The Herald
Editorial
30 April 2010
Harare — Zimbabwe is in great danger, looking at the Grade 7 results for last year, of producing a generation where the majority of school-leavers will be functionally illiterate, a tragedy when it is realised that their parents were probably the first fully literate generation.
The results show that while urban children were not too badly affected by the educational meltdown of the 2000s, with more than 70 percent achieving four to 24 points, rural children were badly hit. Results from provinces where almost all children attend rural schools suggests less than a quarter managed this level.
In fact, more than 85 percent of children should achieve at least 24 points and remedial education needs to be offered the small minority who cannot, so that at least they are functionally literate.
While everyone knows of the problems that follow from the economic meltdown of the 2000s, we also have to deal with the attitudes of far too many parents who seem to believe that their children are entitled to quality education for free or at low cost.
That parental attitude is weird, because the present generation of parents were the first to benefit from the post-independence education expansion. Their parents, the grandparents of today’s schoolchildren, made huge financial sacrifices to ensure that expansion was successful.
After independence Zimbabwe became the first country in sub-Saharan Africa to give all children the right to at least 11 years of formal education.
This huge effort involved building hundreds of new schools, introducing special programmes to train, convert and upgrade thousands of teachers, and having new textbooks written, printed and bought.
But everyone thought it was worthwhile. Parents made considerable sacrifices to help finance the expansion, for despite the fact that the education ministry absorbed easily the largest share of the Government budget, it was not nearly enough. Urban parents were expected to pay significant levies and rural parents to offer free labour to actually build, expand or maintain the schools their children attended.
And it worked for 20 years. There were problems, principally in secondary schools, over the fact that the syllabus was designed for the academic minority with nothing really for those who were unlikely to ever pass O-Level. But moves were afoot to introduce more vocational subjects to help ensure that a school-leaver could either progress to higher training or start earning a living.
No one denies that ground was lost in the 2000s with the sanctions-induced socio-economic problems. But the effort made in the 1980s to create the system that was damaged still dwarfs the effort that must now be made to restore what we had and start moving forward.
The Minister of Education, Sport, Arts and Culture, Senator David Coltart, notes that a higher percentage of the National Budget must be allocated to education. He has a point. Round about 20 percent was the figure for several years when things were working.
We also need the sort of support we used to get from the international community. We realise that there are a lot of demands on the global purse, but fairly modest sums by international standards can make a huge difference to Zimbabwean schools.
But we feel parents must also be willing to take more responsibility. We see in urban areas what can be done. Even in the poorest suburbs, keen parents tend to congregate at certain schools, and ensure that minimum funding is available. All parents have to make the same effort.
In the 1980s, the then Education Minister, Dr Dzingai Mutumbuka, made it crystal clear that he expected urban parents and urban authorities to pay far more towards their schools. “I will provide teachers and chalk: you do the rest.”

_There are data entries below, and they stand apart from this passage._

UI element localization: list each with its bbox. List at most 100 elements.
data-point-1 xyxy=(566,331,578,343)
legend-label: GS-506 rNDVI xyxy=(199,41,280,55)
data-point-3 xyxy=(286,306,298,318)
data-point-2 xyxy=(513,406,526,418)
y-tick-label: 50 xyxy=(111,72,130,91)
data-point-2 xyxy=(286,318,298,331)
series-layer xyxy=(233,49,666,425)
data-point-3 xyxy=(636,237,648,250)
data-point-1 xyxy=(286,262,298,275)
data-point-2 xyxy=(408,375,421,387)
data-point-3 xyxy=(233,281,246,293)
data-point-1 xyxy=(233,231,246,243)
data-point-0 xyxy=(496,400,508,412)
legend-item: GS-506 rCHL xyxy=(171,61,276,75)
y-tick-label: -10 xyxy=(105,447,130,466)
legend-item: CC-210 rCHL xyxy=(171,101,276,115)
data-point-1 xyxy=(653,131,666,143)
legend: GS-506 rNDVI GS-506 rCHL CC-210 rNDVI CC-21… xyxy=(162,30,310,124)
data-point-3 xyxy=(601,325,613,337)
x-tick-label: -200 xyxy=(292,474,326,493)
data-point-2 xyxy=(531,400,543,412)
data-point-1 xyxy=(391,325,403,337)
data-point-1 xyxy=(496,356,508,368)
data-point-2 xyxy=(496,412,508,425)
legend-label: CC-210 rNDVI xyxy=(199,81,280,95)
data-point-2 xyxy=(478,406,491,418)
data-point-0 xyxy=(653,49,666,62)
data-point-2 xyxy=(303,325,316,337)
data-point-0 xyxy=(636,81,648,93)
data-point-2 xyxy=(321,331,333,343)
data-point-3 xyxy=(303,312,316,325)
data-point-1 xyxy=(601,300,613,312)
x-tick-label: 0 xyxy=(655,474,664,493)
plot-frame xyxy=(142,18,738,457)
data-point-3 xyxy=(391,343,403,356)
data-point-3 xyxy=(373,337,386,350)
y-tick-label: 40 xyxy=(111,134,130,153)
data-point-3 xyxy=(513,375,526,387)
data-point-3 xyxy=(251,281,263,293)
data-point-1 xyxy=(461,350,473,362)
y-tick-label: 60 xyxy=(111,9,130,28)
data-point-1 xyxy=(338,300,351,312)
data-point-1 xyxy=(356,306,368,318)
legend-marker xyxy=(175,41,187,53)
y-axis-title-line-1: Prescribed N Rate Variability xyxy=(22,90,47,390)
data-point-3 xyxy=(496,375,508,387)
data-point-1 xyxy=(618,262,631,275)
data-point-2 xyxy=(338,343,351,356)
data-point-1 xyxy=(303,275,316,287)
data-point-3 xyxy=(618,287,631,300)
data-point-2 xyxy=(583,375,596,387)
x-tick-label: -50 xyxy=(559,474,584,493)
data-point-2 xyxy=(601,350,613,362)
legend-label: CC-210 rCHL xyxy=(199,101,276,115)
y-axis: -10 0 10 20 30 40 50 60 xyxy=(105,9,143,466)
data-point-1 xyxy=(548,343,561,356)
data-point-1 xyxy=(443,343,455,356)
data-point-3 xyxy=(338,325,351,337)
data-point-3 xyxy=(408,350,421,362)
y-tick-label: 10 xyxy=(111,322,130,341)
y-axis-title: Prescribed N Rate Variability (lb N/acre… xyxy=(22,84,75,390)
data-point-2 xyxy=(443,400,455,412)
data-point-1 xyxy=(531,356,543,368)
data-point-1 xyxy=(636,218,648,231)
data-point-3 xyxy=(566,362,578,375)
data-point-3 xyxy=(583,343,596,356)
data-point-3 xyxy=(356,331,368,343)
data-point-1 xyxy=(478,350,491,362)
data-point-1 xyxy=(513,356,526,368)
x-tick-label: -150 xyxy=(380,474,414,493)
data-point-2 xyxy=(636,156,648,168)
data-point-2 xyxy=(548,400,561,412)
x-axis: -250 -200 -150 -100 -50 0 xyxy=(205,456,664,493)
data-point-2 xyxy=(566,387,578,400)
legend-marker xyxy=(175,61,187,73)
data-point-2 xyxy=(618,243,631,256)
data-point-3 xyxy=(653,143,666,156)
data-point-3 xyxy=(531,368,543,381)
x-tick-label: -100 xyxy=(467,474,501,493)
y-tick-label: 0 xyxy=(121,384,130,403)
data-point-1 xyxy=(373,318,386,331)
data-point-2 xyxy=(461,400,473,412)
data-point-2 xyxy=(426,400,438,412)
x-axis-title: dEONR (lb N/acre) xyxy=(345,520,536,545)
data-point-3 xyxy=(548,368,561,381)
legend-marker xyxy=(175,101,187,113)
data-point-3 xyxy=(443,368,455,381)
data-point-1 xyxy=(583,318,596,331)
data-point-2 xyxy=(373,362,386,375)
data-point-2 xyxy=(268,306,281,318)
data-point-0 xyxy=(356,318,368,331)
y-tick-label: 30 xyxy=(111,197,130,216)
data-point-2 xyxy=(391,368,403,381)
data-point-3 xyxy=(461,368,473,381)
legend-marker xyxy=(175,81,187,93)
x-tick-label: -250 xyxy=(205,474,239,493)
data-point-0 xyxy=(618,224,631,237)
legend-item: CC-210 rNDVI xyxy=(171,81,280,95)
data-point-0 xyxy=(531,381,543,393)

The small amount he had left over in his budget after paying the teachers he concentrated on the poorest of the poor in rural areas, and even there he expected parents to do what they could. He also pressed embassies and other well-wishers to help these rural schools. It was working; things were getting better each year.
We need to go back to that attitude of mind. The parents of the 1980s, few of whom had attended secondary school and many of whom had not even finished seven years of primary school, sweated to ensure their children could take advantage of one of the most crucial gains of independence, education for all.
Now the beneficiaries of that effort and those sacrifices, the parents of today, must make the same effort. It was not a one-off; it is something we are going to have to do for decades to come if a small developing world country is going to have education for all.
Minister Coltart and his officials must obviously plan and lead the effort. They cannot sit in their ivory tower in central Harare and wait for money and help.
If trained teachers are in short supply, we must re-introduce the Zintec colleges. We must have clear packages of books and building materials that donors can buy for a school. Even rural parents without cash can help build decent teachers’ houses and maintain school maize and vegetable fields.
Above all, we have to remember that the education system we had requires more than the taxes can pay for. Unless we want to revert to the standard African educational model we must realise that it will take unremitting effort for decades.